Grönland, ils ont bientôt reconnu que partout des glaciers leur barraient la route vers l’intérieur du pays. Ils ont alors renoncé à pousser plus avant ; leur imagination a placé dans cet inconnu le théâtre des récits relatifs à leurs anciennes relations avec les peuplades de l’intérieur du pays qu’ils avaient antérieurement occupé. Ces peuplades étaient vraisemblablement, pour la plupart, des Indiens des côtes septentrionales du nord de l’Amérique, et, dans les légendes des Eskimos, elles sont devenues les habitants de l’intérieur du Grönland. Les récits de traversées de l’inlandsis ont la même origine ; ils se rapportent évidemment à des pays situés à l’ouest et peuplés d’Eskimos. Ces indigènes ne paraissent avoir jamais eu une idée précise de l’intérieur du Grônland. Dans les régions où se trouve le renne, ils ont atteint en chassant la lisière du glacier, et parfois en ont traversé une petite étendue pour atteindre les nunataks où se réfugient ces animaux. De ces rochers, ils ont aperçu à perte de vue des champs de glace et de neige, et pensé probablement que partout le pays présentait le même aspect.

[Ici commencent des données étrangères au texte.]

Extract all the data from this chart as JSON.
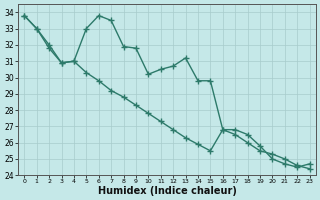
{
  "line_jagged_x": [
    0,
    1,
    2,
    3,
    4,
    5,
    6,
    7,
    8,
    9,
    10,
    11,
    12,
    13,
    14,
    15,
    16,
    17,
    18,
    19,
    20,
    21,
    22,
    23
  ],
  "line_jagged_y": [
    33.8,
    33.0,
    32.0,
    30.9,
    31.0,
    33.0,
    33.8,
    33.5,
    31.9,
    31.8,
    30.2,
    30.5,
    30.7,
    31.2,
    29.8,
    29.8,
    26.8,
    26.8,
    26.5,
    25.8,
    25.0,
    24.7,
    24.5,
    24.7
  ],
  "line_straight_x": [
    0,
    1,
    2,
    3,
    4,
    5,
    6,
    7,
    8,
    9,
    10,
    11,
    12,
    13,
    14,
    15,
    16,
    17,
    18,
    19,
    20,
    21,
    22,
    23
  ],
  "line_straight_y": [
    33.8,
    33.0,
    31.8,
    30.9,
    31.0,
    30.3,
    29.8,
    29.2,
    28.8,
    28.3,
    27.8,
    27.3,
    26.8,
    26.3,
    25.9,
    25.5,
    26.8,
    26.5,
    26.0,
    25.5,
    25.3,
    25.0,
    24.6,
    24.4
  ],
  "color": "#2d7a6a",
  "bg_color": "#c5e8e8",
  "grid_color": "#a8cccc",
  "xlabel": "Humidex (Indice chaleur)",
  "ylim": [
    24,
    34.5
  ],
  "xlim": [
    -0.5,
    23.5
  ],
  "yticks": [
    24,
    25,
    26,
    27,
    28,
    29,
    30,
    31,
    32,
    33,
    34
  ],
  "xticks": [
    0,
    1,
    2,
    3,
    4,
    5,
    6,
    7,
    8,
    9,
    10,
    11,
    12,
    13,
    14,
    15,
    16,
    17,
    18,
    19,
    20,
    21,
    22,
    23
  ],
  "marker": "+",
  "markersize": 4,
  "linewidth": 1.0
}
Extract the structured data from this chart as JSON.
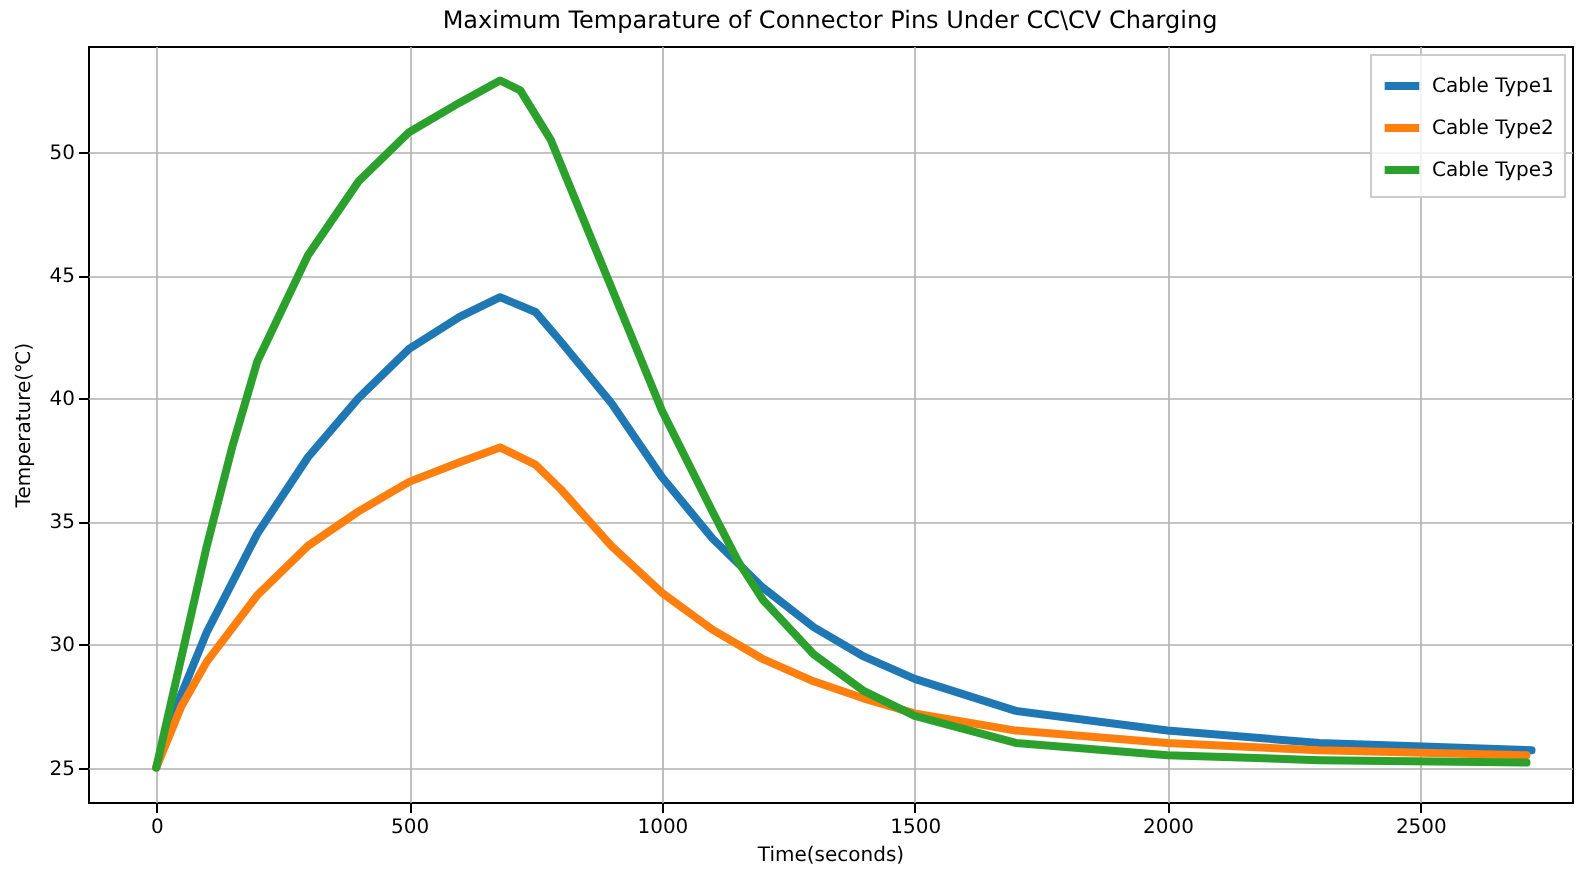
{
  "chart_data": {
    "type": "line",
    "title": "Maximum Temparature of Connector Pins Under CC\\CV Charging",
    "xlabel": "Time(seconds)",
    "ylabel": "Temperature(℃)",
    "xlim": [
      -135,
      2800
    ],
    "xticks": [
      0,
      500,
      1000,
      1500,
      2000,
      2500
    ],
    "ylim": [
      23.6,
      54.3
    ],
    "yticks": [
      25,
      30,
      35,
      40,
      45,
      50
    ],
    "grid": true,
    "legend": "top right",
    "series": [
      {
        "name": "Cable Type1",
        "color": "#1f77b4",
        "x": [
          0,
          50,
          100,
          200,
          300,
          400,
          500,
          600,
          680,
          750,
          800,
          900,
          1000,
          1100,
          1200,
          1300,
          1400,
          1500,
          1700,
          2000,
          2300,
          2720
        ],
        "values": [
          25,
          28,
          30.5,
          34.5,
          37.6,
          40,
          42,
          43.3,
          44.1,
          43.5,
          42.3,
          39.8,
          36.8,
          34.3,
          32.3,
          30.7,
          29.5,
          28.6,
          27.3,
          26.5,
          26,
          25.7
        ]
      },
      {
        "name": "Cable Type2",
        "color": "#ff7f0e",
        "x": [
          0,
          50,
          100,
          200,
          300,
          400,
          500,
          600,
          680,
          750,
          800,
          900,
          1000,
          1100,
          1200,
          1300,
          1400,
          1500,
          1700,
          2000,
          2300,
          2710
        ],
        "values": [
          25,
          27.5,
          29.3,
          32,
          34,
          35.4,
          36.6,
          37.4,
          38,
          37.3,
          36.3,
          34,
          32.1,
          30.6,
          29.4,
          28.5,
          27.8,
          27.2,
          26.5,
          26,
          25.7,
          25.5
        ]
      },
      {
        "name": "Cable Type3",
        "color": "#2ca02c",
        "x": [
          0,
          50,
          100,
          150,
          200,
          300,
          400,
          500,
          600,
          680,
          720,
          780,
          850,
          900,
          1000,
          1100,
          1150,
          1200,
          1300,
          1400,
          1500,
          1700,
          2000,
          2300,
          2710
        ],
        "values": [
          25,
          29.5,
          34,
          38,
          41.5,
          45.8,
          48.8,
          50.8,
          52,
          52.9,
          52.5,
          50.5,
          47,
          44.5,
          39.5,
          35.4,
          33.4,
          31.8,
          29.6,
          28.1,
          27.1,
          26,
          25.5,
          25.3,
          25.2
        ]
      }
    ]
  }
}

Les Scandinaves arrivèrent au Grönland il y a environ neuf cents ans et habitèrent la côte ouest et sud-ouest, probablement jusqu’à la fin du xve siècle. Ils paraissent avoir eu très tôt une connaissance exacte de l’inlandsis, à en juger d’après la description contenue dans le Kongespeil. Ce document renferme le passage suivant : « Si vous me questionnez sur la nature de ce pays, je vous répondrai qu’une petite partie seulement est dépouillée de glace et que tout le restant est couvert de glaciers. Les habitants ignorent par suite si leur pays est grand ou petit. Toutes les montagnes et toutes les vallées sont recouvertes d’une épaisse masse de glace, qui empêche les hommes d’avancer soit au milieu des montagnes, soit le long de la côte. Il doit cependant exister des passages débarrassés ; autrement les animaux sauvages ne pourraient venir des autres régions. Souvent les indigènes ont gravi en différents endroits les plus hautes montagnes pour découvrir une autre région habitable et dépouillée de glace, nulle part ils n’en ont vu trace, excepté le long de la côte. »

Cette description très exacte semble avoir été écrite de nos jours.